The Puzzling Logic of Porsche's First EV

In the infancy of electric cars, where charging is slow and public-charging infrastructure is incomplete, range is the only metric that matters. Every EV buyer has an imaginary minimum range they’ll accept when considering a new car. That number may not always be rational, but it exists. Think of it as an amusement-park sign saying, “You must be this tall to get on this ride.” And the Taycan just isn’t.
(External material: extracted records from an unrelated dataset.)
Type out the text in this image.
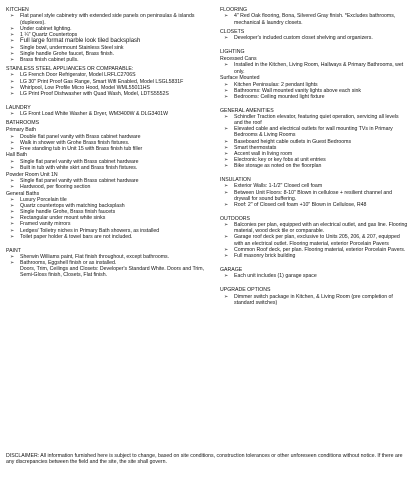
KITCHEN
➢ Flat panel style cabinetry with extended side panels on peninsulas & islands (duplexes).
➢ Under cabinet lighting.
➢ 1 ¼" Quartz Countertops
➢ Full large format marble look tiled backsplash
➢ Single bowl, undermount Stainless Steel sink
➢ Single handle Grohe faucet, Brass finish.
➢ Brass finish cabinet pulls.
STAINLESS STEEL APPLIANCES OR COMPARABLE:
➢ LG French Door Refrigerator, Model LRFLC2706S
➢ LG 30" Print Proof Gas Range, Smart Wifi Enabled, Model LSGL5831F
➢ Whirlpool, Low Profile Micro Hood, Model WML55011HS
➢ LG Print Proof Dishwasher with Quad Wash, Model, LDTS5552S
LAUNDRY
➢ LG Front Load White Washer & Dryer, WM3400W & DLG3401W
BATHROOMS
Primary Bath
➢ Double flat panel vanity with Brass cabinet hardware
➢ Walk in shower with Grohe Brass finish fixtures.
➢ Free standing tub in Unit 15 with Brass finish tub filler
Hall Bath
➢ Single flat panel vanity with Brass cabinet hardware
➢ Built in tub with white skirt and Brass finish fixtures.
Powder Room Unit 1N
➢ Single flat panel vanity with Brass cabinet hardware
➢ Hardwood, per flooring section
General Baths
➢ Luxury Porcelain tile
➢ Quartz countertops with matching backsplash
➢ Single handle Grohe, Brass finish faucets
➢ Rectangular under mount white sinks
➢ Framed vanity mirrors
➢ Ledges/ Toiletry niches in Primary Bath showers, as installed
➢ Toilet paper holder & towel bars are not included.
PAINT
➢ Sherwin Williams paint, Flat finish throughout, except bathrooms.
➢ Bathrooms, Eggshell finish or as installed.
Doors, Trim, Ceilings and Closets: Developer's Standard White. Doors and Trim, Semi-Gloss finish, Closets, Flat finish.
FLOORING
➢ 4" Red Oak flooring, Bona, Silvered Gray finish. *Excludes bathrooms, mechanical & laundry closets.
CLOSETS
➢ Developer's included custom closet shelving and organizers.
LIGHTING
Recessed Cans
➢ Installed in the Kitchen, Living Room, Hallways & Primary Bathrooms, wet only.
Surface Mounted
➢ Kitchen Peninsulas: 2 pendant lights
➢ Bathrooms: Wall mounted vanity lights above each sink
➢ Bedrooms: Ceiling mounted light fixture
GENERAL AMENITIES
➢ Schindler Traction elevator, featuring quiet operation, servicing all levels and the roof
➢ Elevated cable and electrical outlets for wall mounting TVs in Primary Bedrooms & Living Rooms
➢ Baseboard height cable outlets in Guest Bedrooms
➢ Smart thermostats
➢ Accent wall in living room
➢ Electronic key or key fobs at unit entries
➢ Bike storage as noted on the floorplan
INSULATION
➢ Exterior Walls: 1-1/2" Closed cell foam
➢ Between Unit Floors: 8-10" Blown in cellulose + resilient channel and drywall for sound buffering.
➢ Roof: 2" of Closed cell foam +10" Blown in Cellulose, R48
OUTDOORS
➢ Balconies per plan, equipped with an electrical outlet, and gas line. Flooring material, wood deck tile or comparable.
➢ Garage roof deck per plan, exclusive to Units 205, 206, & 207, equipped with an electrical outlet. Flooring material, exterior Porcelain Pavers
➢ Common Roof deck, per plan. Flooring material, exterior Porcelain Pavers.
➢ Full masonry brick building
GARAGE
➢ Each unit includes (1) garage space
UPGRADE OPTIONS
➢ Dimmer switch package in Kitchen, & Living Room (pre completion of standard switches)
DISCLAIMER: All information furnished here is subject to change, based on site conditions, construction tolerances or other unforeseen conditions without notice. If there are any discrepancies between the field and the site, the site shall govern.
The Turbo S can travel an EPA-rated 192 miles on a charge, which is especially egregious considering the car’s enormous battery. At 93.4 kWh, that pack is one of the largest in the industry, even though Porsche’s software only allows for the use of 83.7 kWh, largely in the name of consistent performance and longevity. Alas, the short range comes from inefficiency. The Taycan Turbo S scored an EPA-rated 68 MPGe, earning it dubious distinction as the single most inefficient regular-production electric vehicle in history.

Efficiency is paramount in EVs because you can’t simply add battery capacity the way you can increase the size of an internal combustion car’s fuel tank—batteries weigh too much. Doubling the Taycan’s battery capacity would add nearly 1500 pounds, and then every other subsystem in the vehicle, from suspension to tires, would have to be upsized to compensate. That upsizing, in turn, adds more weight, resulting in even more inefficiency. It’s a case of diminishing returns, and doubling battery capacity doesn’t double range.

Tesla chose to focus on the e-word. The Model 3 now scores up to 141 MPGe, and the aging Model S lands 111 MPGe—or in the case of the latter’s performance model on 21-inch wheels, 97 MPGe. That’s a gain of almost 50 percent over a Taycan Turbo S, and the American car is quicker until you’re going fast enough to lose your license.

In our time with the Turbo S, the Porsche chewed electrons at a rate just under its EPA figures. The Taycan’s computer optimistically predicted 230 or more miles per charge no matter how we drove, but in moderate road testing, our average consumption equaled around 210 miles. This meant traveling with the bulk of traffic, ambient temperatures in the mid-60s, with the climate system in Auto Eco mode. That’s around 10 percent better than the EPA rating, and the Taycan does even better at highway speeds, no doubt thanks to its impressive 0.25 aerodynamic-drag coefficient. The car consumed far more energy at low speed, likely due to high tire rolling resistance and high power consumption from the onboard computers and battery management systems.

porsche taycan turbo s
RYAN HAYSLIP

We don’t pan hypercars for using a lot of gasoline, but one of the biggest benefits of EVs is how their ability to accelerate has no impact on energy use in normal driving. Much of the Taycan is disappointingly inefficient: The car is heavier than we’d expect, it offers far less cabin and cargo space than its exterior size suggests, and it has an unnecessarily complex powertrain. Porsche would likely have been better off paying attention to the type of performance its customers will actually use.